You are browsing a read-only backup copy of Wikitech. The live site can be found at wikitech.wikimedia.org
document status: in-review
While https://phabricator.wikimedia.org/T224395 is on which led to depooling codfw. Codfw was pooled back and only two nodes were available (see Incident documentation/20190603-maps). It was necessary to reimage all codfw servers to pickup the new partitioning scheme. And when maps2003 was reimaged which was the last to reimage, kartotherian codfw which is pooled had no node to route traffic to hence request timeouts and SREs were paged. Icinga started alerting from 8:21am
Users who were currently served from codfw were affect. They were affected for about 6min(from logstash)

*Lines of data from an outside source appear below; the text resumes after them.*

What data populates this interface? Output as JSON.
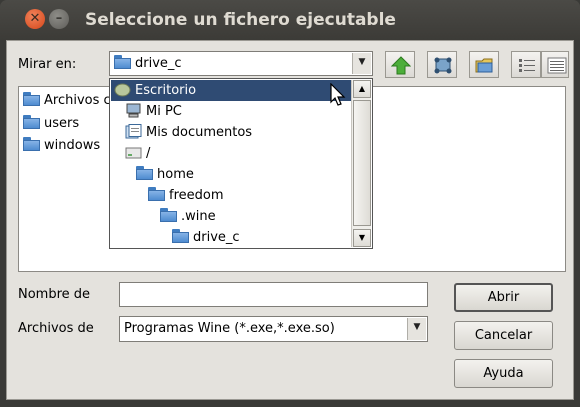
{
  "window": {
    "title": "Seleccione un fichero ejecutable"
  },
  "look_in": {
    "label": "Mirar en:",
    "value": "drive_c"
  },
  "file_list": {
    "items": [
      {
        "label": "Archivos c",
        "icon": "folder-icon"
      },
      {
        "label": "users",
        "icon": "folder-icon"
      },
      {
        "label": "windows",
        "icon": "folder-icon"
      }
    ]
  },
  "location_dropdown": {
    "items": [
      {
        "label": "Escritorio",
        "icon": "desktop-icon",
        "selected": true
      },
      {
        "label": "Mi PC",
        "icon": "computer-icon"
      },
      {
        "label": "Mis documentos",
        "icon": "documents-icon"
      },
      {
        "label": "/",
        "icon": "drive-icon"
      },
      {
        "label": "home",
        "icon": "folder-icon"
      },
      {
        "label": "freedom",
        "icon": "folder-icon"
      },
      {
        "label": ".wine",
        "icon": "folder-icon"
      },
      {
        "label": "drive_c",
        "icon": "folder-icon"
      }
    ]
  },
  "filename": {
    "label": "Nombre de",
    "value": ""
  },
  "filetype": {
    "label": "Archivos de",
    "value": "Programas Wine (*.exe,*.exe.so)"
  },
  "buttons": {
    "open": "Abrir",
    "cancel": "Cancelar",
    "help": "Ayuda"
  },
  "colors": {
    "selection": "#2f4b73",
    "titlebar": "#3c3b37",
    "dialog": "#e4e2dd"
  }
}
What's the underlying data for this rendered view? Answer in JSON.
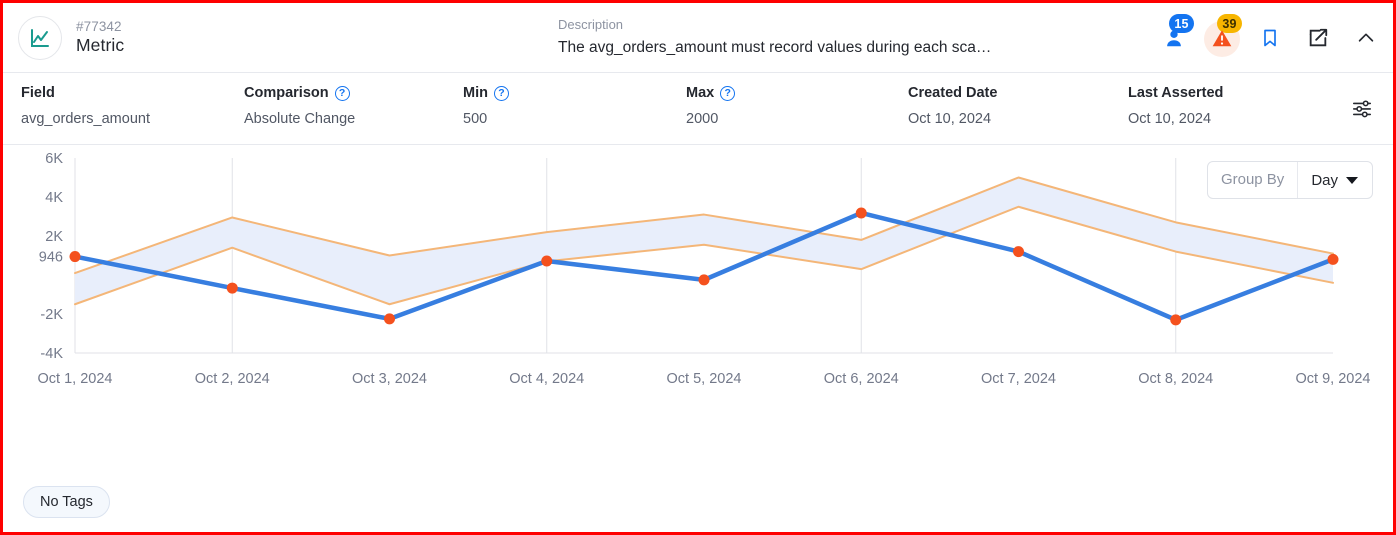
{
  "header": {
    "id_text": "#77342",
    "type_label": "Metric",
    "avatar_icon": "line-chart-icon",
    "description_label": "Description",
    "description_text": "The avg_orders_amount must record values during each sca…",
    "icons": [
      {
        "name": "assignee-icon",
        "badge": "15",
        "badge_color": "#1474f0"
      },
      {
        "name": "alert-warning-icon",
        "badge": "39",
        "badge_color": "#f7b500"
      },
      {
        "name": "bookmark-icon",
        "badge": ""
      },
      {
        "name": "edit-icon",
        "badge": ""
      },
      {
        "name": "chevron-up-icon",
        "badge": ""
      }
    ]
  },
  "meta": {
    "fields": [
      {
        "label": "Field",
        "value": "avg_orders_amount",
        "help": false
      },
      {
        "label": "Comparison",
        "value": "Absolute Change",
        "help": true
      },
      {
        "label": "Min",
        "value": "500",
        "help": true
      },
      {
        "label": "Max",
        "value": "2000",
        "help": true
      },
      {
        "label": "Created Date",
        "value": "Oct 10, 2024",
        "help": false
      },
      {
        "label": "Last Asserted",
        "value": "Oct 10, 2024",
        "help": false
      }
    ],
    "help_glyph": "?",
    "settings_icon": "sliders-icon"
  },
  "controls": {
    "group_by_label": "Group By",
    "group_by_value": "Day",
    "caret_icon": "chevron-down-icon"
  },
  "footer": {
    "tag_label": "No Tags"
  },
  "colors": {
    "line": "#377ee0",
    "point": "#f4511e",
    "band_stroke": "#f4b678",
    "band_fill": "#e8eefb",
    "grid": "#e0e2e7",
    "axis_text": "#73798a"
  },
  "chart_data": {
    "type": "line",
    "title": "",
    "xlabel": "",
    "ylabel": "",
    "grid": true,
    "legend": "none",
    "ylim": [
      -4000,
      6000
    ],
    "yticks": [
      6000,
      4000,
      2000,
      946,
      -2000,
      -4000
    ],
    "ytick_labels": [
      "6K",
      "4K",
      "2K",
      "946",
      "-2K",
      "-4K"
    ],
    "categories": [
      "Oct 1, 2024",
      "Oct 2, 2024",
      "Oct 3, 2024",
      "Oct 4, 2024",
      "Oct 5, 2024",
      "Oct 6, 2024",
      "Oct 7, 2024",
      "Oct 8, 2024",
      "Oct 9, 2024"
    ],
    "series": [
      {
        "name": "value",
        "values": [
          946,
          -670,
          -2250,
          720,
          -250,
          3180,
          1200,
          -2300,
          800
        ]
      },
      {
        "name": "upper_bound",
        "values": [
          100,
          2950,
          1000,
          2200,
          3100,
          1800,
          5000,
          2700,
          1100
        ]
      },
      {
        "name": "lower_bound",
        "values": [
          -1500,
          1400,
          -1500,
          700,
          1550,
          300,
          3500,
          1200,
          -400
        ]
      }
    ]
  }
}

Icinga alerts for kartotherian endpoints. Also from pybal, no nodes were pooled at codfw due to
All times in UTC.
- 8:18 Reimaging of maps2003 started. OUTAGE BEGINS
- 8:21 Icinga alerts on IRC and pages were sent out
- 8:26 maps200 was pooled OUTAGE ENDS
What weaknesses did we learn about and how can we address them?
The following sub-sections should have a couple brief bullet points each.
What went well?
- Outage was at least detected quickly
What went poorly?
Where did we get lucky?
- It was easy to link outage to the ongoing reimage of maps2003
Links to relevant documentation
We should streamline processes for maps to reduce outages. Maybe via a cookbook to ensure we capture all activities and steps before performing any activity on maps.
Explicit next steps to prevent this from happening again as much as possible, with Phabricator tasks linked for every step.
- Streamline all maps activities via a script(cookbook) to make sure we don't miss anything?
- Always check all asumptions (never trust any)